Being transported back to Middle Earth reminded me of how thrilling it was going to watch The Lord of the Rings.
We can be very thankful that Peter Jackson picked up this project rather than someone else who certainly would not have made it coincide as well with the LOTR Trilogy.
Jackson extended the book in a way that is faithful to Tolkien although much of it is not necessarily in The Hobbit. But if you are going to extend The Hobbit, this is the way to do it.
I have not read the book in about 5-7 years, so I was able to enjoy the movie without being overly critical of what they changed. I do wish Bilbo would have found the ring in the exact way he did in the book. Although it was close, I expected that Jackson would have not diverted from the plot in the least in this scene. I have copied the part from the book below.
Very slowly he got up and groped about on all fours, till he touched the wall of the tunnel; but neither up nor down it could he find anything: nothing at all, no sign of goblins, no sign of dwarves. His head was swimming, and he was far from certain even of the direction they had been going in when he had his fall. He guessed as well as he could, and crawled along for a good way, till suddenly his hand met what felt like a tiny ring of cold metal lying on the floor of the tunnel. It was a turning point in his career, but he did not know it. He put the ring in his pocket almost without thinking; certainly it did not seem of any particular use at the moment. He did not go much further, but sat down on the cold floor and gave himself up to complete miserableness, for a long while. He thought of himself frying bacon and eggs in his own kitchen at home—for he could feel inside that it was high time for some meal or other; but that only made him miserabler.
There were a few other parts I wished were different.
- I remember fondly the part about the Trolls and Gandalf throwing his voice until the sun came up. I am not sure it matters that much, but I thought this was an important scene of character development for Gandalf which was missed. Rather they made it a character development scene for Bilbo.
- The stone giants part (although in the book) was weird and overplayed. I thought I was suddenly watching a Rocky movie.
But as Owen says, don’t believe the critics, this movie is well done. It celebrates humility, virtue, hope, and the triumph of goodness. Below were some of the parts I thought were done well.

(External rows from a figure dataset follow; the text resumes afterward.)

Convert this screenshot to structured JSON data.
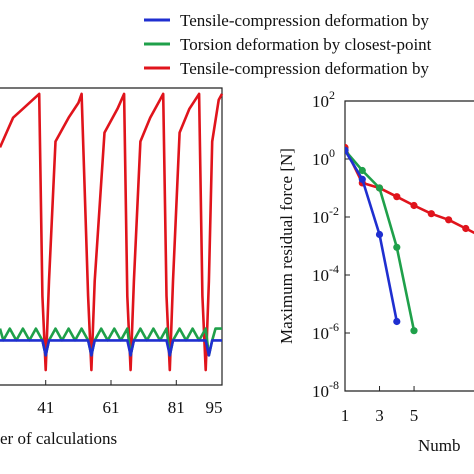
{
  "legend": {
    "placement": "top",
    "entries": [
      {
        "label": "Tensile-compression deformation by",
        "color": "#1f2fd0"
      },
      {
        "label": "Torsion deformation by closest-point",
        "color": "#1fa04a"
      },
      {
        "label": "Tensile-compression deformation by",
        "color": "#e0141c"
      }
    ]
  },
  "chart_data": [
    {
      "type": "line",
      "xlabel": "er of calculations",
      "ylabel": "",
      "xticks": [
        "41",
        "61",
        "81",
        "95"
      ],
      "xlim": [
        27,
        95
      ],
      "ylim": [
        0,
        1
      ],
      "grid": false,
      "series": [
        {
          "name": "Tensile-compression deformation by",
          "color": "#1f2fd0",
          "x": [
            27,
            40,
            41,
            42,
            54,
            55,
            56,
            66,
            67,
            68,
            78,
            79,
            80,
            90,
            91,
            92,
            95
          ],
          "y": [
            0.15,
            0.15,
            0.1,
            0.15,
            0.15,
            0.1,
            0.15,
            0.15,
            0.1,
            0.15,
            0.15,
            0.1,
            0.15,
            0.15,
            0.1,
            0.15,
            0.15
          ]
        },
        {
          "name": "Torsion deformation by closest-point",
          "color": "#1fa04a",
          "x": [
            27,
            28,
            30,
            32,
            34,
            36,
            38,
            40,
            41,
            42,
            44,
            46,
            48,
            50,
            52,
            54,
            55,
            56,
            58,
            60,
            62,
            64,
            66,
            67,
            68,
            70,
            72,
            74,
            76,
            78,
            79,
            80,
            82,
            84,
            86,
            88,
            90,
            91,
            92,
            93,
            95
          ],
          "y": [
            0.19,
            0.15,
            0.19,
            0.15,
            0.19,
            0.15,
            0.19,
            0.15,
            0.1,
            0.15,
            0.19,
            0.15,
            0.19,
            0.15,
            0.19,
            0.15,
            0.1,
            0.15,
            0.19,
            0.15,
            0.19,
            0.15,
            0.19,
            0.1,
            0.15,
            0.19,
            0.15,
            0.19,
            0.15,
            0.19,
            0.1,
            0.15,
            0.19,
            0.15,
            0.19,
            0.15,
            0.19,
            0.1,
            0.15,
            0.19,
            0.19
          ]
        },
        {
          "name": "Tensile-compression deformation by",
          "color": "#e0141c",
          "x": [
            27,
            29,
            31,
            34,
            37,
            39,
            40,
            41,
            42,
            44,
            48,
            51,
            52,
            54,
            55,
            56,
            59,
            63,
            65,
            66,
            67,
            68,
            70,
            73,
            76,
            77,
            78,
            79,
            80,
            82,
            85,
            88,
            89,
            90,
            91,
            92,
            94,
            95
          ],
          "y": [
            0.8,
            0.85,
            0.9,
            0.93,
            0.96,
            0.98,
            0.3,
            0.05,
            0.35,
            0.82,
            0.9,
            0.95,
            0.98,
            0.3,
            0.05,
            0.35,
            0.85,
            0.93,
            0.98,
            0.3,
            0.05,
            0.35,
            0.82,
            0.9,
            0.96,
            0.98,
            0.3,
            0.05,
            0.35,
            0.85,
            0.93,
            0.98,
            0.3,
            0.05,
            0.35,
            0.82,
            0.96,
            0.98
          ]
        }
      ]
    },
    {
      "type": "line",
      "ylabel": "Maximum residual force [N]",
      "xlabel": "Numb",
      "yscale": "log",
      "yticks": [
        {
          "exp": -8,
          "base": "10",
          "sup": "-8"
        },
        {
          "exp": -6,
          "base": "10",
          "sup": "-6"
        },
        {
          "exp": -4,
          "base": "10",
          "sup": "-4"
        },
        {
          "exp": -2,
          "base": "10",
          "sup": "-2"
        },
        {
          "exp": 0,
          "base": "10",
          "sup": "0"
        },
        {
          "exp": 2,
          "base": "10",
          "sup": "2"
        }
      ],
      "xticks": [
        "1",
        "3",
        "5"
      ],
      "xtick_values": [
        1,
        3,
        5
      ],
      "xlim": [
        1,
        9.4
      ],
      "ylim_exp": [
        -8,
        2
      ],
      "grid": false,
      "series": [
        {
          "name": "Tensile-compression deformation by",
          "color": "#1f2fd0",
          "x": [
            1,
            2,
            3,
            4
          ],
          "y": [
            2,
            0.2,
            0.0025,
            2.5e-06
          ]
        },
        {
          "name": "Torsion deformation by closest-point",
          "color": "#1fa04a",
          "x": [
            1,
            2,
            3,
            4,
            5
          ],
          "y": [
            2,
            0.4,
            0.1,
            0.0009,
            1.2e-06
          ]
        },
        {
          "name": "Tensile-compression deformation by",
          "color": "#e0141c",
          "x": [
            1,
            2,
            3,
            4,
            5,
            6,
            7,
            8,
            9.4
          ],
          "y": [
            2.5,
            0.15,
            0.1,
            0.05,
            0.025,
            0.013,
            0.008,
            0.004,
            0.0015
          ]
        }
      ]
    }
  ]
}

- I enjoyed the brief historical piece about Erebor and Thorin. It was very similar to the way the LOTR started and set things in perspective.
- I was glad they included Frodo and Bilbo (albeit briefly)as they were in the LOTR. It made the two movies connect in a way that immediately endeared the movie to me.
- Jackson’s portrayal of the dwarves was right on.
- The humor was fitted for the type of book The Hobbit was. It is more a kids book which did include humor.
- The songs were well done and not as corny as I thought they would be.
- Gandalf (Ian McKellen) fit his character perfectly, as he did before. Just like in LOTR he had some conversations in the book that give a nice pause to the action and provide much needed reflective and philosophical depth to the film (more movies need to do this, it can make or break a movie).
- Bilbo was appropriately humble. I was afraid they were going to try to make him too much of a hero.
- I love that these movies portray good and evil in such stark images.
- The scene between Gollum and Bilbo was masterfully done and the best part of the movie.
So when you go to the see the movie, don’t expect it to be exactly like the book, but let it stand on its own ground, and celebrate what Jackson did well.
I am looking forward to next Christmas.